A more efficient approach may be to load data values from a fittingly typed ArrayBufferView, which is backed by a memory region containing data values in a linear fashion, as desired by the SIMD load/store instructions:

// myUint16Array is an ArrayBufferView of type Uint16Array
var myUint16x8 = new uint16x8(myUint16Array, 2);

This loads eight uint16 values from myUint16Array into myUint16x8, starting at offset 2.

Arithmetic operations

Clearly, following basic operations are needed:

  • Addition, optionally saturating
  • Subtraction, optionally saturating
  • Multiplication

Division on modern CPUs can be achieved much faster using reciprocal multiplication. However, for ease of programming it might still make sense to offer a direct division operation (if the divisor can be detected to be static, the JIT engine may still convert it to reciprocal multiplication for full speed).
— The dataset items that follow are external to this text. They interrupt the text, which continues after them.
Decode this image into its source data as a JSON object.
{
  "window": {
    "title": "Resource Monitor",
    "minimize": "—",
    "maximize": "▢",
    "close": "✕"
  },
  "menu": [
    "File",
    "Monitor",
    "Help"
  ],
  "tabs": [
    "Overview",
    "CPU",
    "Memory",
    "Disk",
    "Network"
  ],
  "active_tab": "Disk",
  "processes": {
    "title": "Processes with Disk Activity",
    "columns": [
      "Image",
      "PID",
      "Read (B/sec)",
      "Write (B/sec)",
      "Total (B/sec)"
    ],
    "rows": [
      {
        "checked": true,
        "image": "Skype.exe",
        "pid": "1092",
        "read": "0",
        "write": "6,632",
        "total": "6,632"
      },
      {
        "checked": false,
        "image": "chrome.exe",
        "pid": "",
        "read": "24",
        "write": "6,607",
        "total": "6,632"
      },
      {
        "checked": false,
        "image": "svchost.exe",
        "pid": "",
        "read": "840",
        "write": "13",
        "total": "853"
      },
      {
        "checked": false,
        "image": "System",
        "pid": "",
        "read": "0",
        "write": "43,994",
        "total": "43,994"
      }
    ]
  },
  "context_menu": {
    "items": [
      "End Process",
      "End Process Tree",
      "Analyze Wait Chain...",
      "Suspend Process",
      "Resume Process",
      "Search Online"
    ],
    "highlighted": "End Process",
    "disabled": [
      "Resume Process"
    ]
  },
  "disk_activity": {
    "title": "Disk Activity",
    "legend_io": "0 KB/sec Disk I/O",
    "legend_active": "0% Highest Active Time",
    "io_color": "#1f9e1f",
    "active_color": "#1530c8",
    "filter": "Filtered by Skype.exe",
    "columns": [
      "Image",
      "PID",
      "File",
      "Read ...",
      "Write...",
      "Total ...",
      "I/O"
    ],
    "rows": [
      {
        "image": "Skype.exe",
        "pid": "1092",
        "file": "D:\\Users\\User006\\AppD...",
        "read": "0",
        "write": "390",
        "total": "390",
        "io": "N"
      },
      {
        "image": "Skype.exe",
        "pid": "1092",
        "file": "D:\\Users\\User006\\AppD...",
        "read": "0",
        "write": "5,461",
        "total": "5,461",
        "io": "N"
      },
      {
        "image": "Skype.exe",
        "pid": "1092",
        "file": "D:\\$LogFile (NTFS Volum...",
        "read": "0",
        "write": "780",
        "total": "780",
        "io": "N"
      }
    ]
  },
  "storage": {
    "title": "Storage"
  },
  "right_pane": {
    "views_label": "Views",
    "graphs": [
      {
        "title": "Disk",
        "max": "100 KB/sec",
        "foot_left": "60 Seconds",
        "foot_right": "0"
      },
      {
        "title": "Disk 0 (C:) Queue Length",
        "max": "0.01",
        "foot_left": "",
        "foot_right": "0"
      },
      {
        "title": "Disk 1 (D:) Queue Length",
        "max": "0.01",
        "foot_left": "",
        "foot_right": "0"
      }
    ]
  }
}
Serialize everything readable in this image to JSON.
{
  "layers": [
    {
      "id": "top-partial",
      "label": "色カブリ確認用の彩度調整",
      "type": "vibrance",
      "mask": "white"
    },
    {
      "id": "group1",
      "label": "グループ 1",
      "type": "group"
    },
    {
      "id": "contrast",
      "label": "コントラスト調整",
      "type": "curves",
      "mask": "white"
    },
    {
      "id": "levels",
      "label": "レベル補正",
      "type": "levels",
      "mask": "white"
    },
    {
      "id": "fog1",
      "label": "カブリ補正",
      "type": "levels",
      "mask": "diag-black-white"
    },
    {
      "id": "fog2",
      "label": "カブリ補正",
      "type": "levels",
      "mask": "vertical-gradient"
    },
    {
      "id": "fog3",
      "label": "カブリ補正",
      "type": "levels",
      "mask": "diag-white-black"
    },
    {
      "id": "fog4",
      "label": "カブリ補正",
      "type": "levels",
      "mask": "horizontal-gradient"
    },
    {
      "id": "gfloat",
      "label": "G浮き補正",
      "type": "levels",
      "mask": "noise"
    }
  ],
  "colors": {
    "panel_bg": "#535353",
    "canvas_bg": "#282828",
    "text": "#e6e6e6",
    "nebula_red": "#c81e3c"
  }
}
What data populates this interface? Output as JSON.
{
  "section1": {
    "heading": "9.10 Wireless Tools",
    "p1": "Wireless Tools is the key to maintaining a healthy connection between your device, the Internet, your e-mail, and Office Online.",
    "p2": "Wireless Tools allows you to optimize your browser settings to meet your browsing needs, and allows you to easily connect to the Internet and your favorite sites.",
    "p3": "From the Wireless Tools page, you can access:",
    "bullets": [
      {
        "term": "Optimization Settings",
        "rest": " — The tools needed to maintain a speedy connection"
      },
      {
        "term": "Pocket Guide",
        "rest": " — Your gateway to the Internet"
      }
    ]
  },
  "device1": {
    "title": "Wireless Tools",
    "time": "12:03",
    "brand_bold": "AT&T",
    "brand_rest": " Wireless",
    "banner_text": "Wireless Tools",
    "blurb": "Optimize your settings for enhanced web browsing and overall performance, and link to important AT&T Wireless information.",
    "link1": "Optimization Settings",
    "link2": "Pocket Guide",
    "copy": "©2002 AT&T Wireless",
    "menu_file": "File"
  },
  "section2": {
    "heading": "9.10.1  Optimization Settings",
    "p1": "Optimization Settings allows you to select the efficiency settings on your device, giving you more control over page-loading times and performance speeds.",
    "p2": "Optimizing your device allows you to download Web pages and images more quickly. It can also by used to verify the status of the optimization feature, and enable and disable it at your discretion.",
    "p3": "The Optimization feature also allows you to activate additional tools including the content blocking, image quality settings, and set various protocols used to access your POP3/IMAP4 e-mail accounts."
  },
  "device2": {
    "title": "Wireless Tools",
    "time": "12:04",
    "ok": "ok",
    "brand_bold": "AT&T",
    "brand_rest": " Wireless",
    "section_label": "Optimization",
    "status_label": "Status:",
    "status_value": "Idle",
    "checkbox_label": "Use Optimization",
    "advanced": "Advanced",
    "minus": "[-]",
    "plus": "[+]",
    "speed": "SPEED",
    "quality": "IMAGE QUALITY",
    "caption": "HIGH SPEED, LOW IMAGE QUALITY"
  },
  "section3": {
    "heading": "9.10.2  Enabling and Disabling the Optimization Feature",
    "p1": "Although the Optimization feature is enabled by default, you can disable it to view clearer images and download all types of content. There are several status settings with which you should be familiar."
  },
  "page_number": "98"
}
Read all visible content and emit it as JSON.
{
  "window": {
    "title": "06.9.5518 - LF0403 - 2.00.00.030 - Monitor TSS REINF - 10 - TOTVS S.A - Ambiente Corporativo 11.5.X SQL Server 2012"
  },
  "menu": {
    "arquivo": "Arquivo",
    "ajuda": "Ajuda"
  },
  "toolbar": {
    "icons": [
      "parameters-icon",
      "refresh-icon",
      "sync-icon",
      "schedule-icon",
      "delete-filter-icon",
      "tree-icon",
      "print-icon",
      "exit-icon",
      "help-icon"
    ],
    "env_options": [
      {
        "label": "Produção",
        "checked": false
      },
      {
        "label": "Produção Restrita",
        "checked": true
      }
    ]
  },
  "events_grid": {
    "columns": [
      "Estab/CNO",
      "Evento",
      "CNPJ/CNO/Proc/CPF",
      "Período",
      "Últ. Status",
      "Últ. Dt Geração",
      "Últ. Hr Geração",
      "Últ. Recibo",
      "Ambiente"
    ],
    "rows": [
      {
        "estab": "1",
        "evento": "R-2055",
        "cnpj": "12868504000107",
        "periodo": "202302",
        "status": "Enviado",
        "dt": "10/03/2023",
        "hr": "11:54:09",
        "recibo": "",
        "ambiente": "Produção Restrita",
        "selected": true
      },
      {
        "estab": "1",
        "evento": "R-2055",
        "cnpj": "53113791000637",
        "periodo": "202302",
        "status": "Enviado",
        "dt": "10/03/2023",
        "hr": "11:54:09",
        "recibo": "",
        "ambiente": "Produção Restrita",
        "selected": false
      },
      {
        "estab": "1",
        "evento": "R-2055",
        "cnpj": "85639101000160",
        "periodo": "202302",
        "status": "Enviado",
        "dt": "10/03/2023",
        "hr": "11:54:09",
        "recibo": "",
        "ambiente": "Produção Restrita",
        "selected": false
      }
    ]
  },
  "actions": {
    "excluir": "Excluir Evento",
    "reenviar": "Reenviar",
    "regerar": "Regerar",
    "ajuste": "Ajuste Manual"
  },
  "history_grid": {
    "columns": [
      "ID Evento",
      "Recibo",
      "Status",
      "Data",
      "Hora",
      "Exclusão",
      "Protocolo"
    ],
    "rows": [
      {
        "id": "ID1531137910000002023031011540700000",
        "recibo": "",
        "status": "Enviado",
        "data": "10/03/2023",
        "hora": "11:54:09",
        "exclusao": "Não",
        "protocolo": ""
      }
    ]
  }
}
For video codecs, having support for the SAD operation on integer vector types can be very useful.

Min, Max (clamping) is useful for every data type.

Averaging. SSE2 only seems to have operations for averaging unsigned 8 and 16 bit integers, which may indicate what's considered useful.

Where applicable, all operations should have the option to supply a scalar argument, which is automatically expanded to vector form and applied.

Logical operations

  • AND
  • OR
  • XOR

Shift operations

  • component wise: shift left/right, logical and arithmetic, bitwise shift count
  • complete vectors: left/right, logical (does sign extend make sense here?), bytewise shift count might suffice

Pack and Unpack

Unpacking:

  • 1 vector of 8 bit values -> 2 vectors of 16 bit values
  • 1 vector of 16 bit values -> 2 vectors of 32 bit values

With fitting sign extension for signed data types.

Packing:

The reverse. Optional automatic clamping might be useful, but clamping can be done by the programmer prior to packing anyways.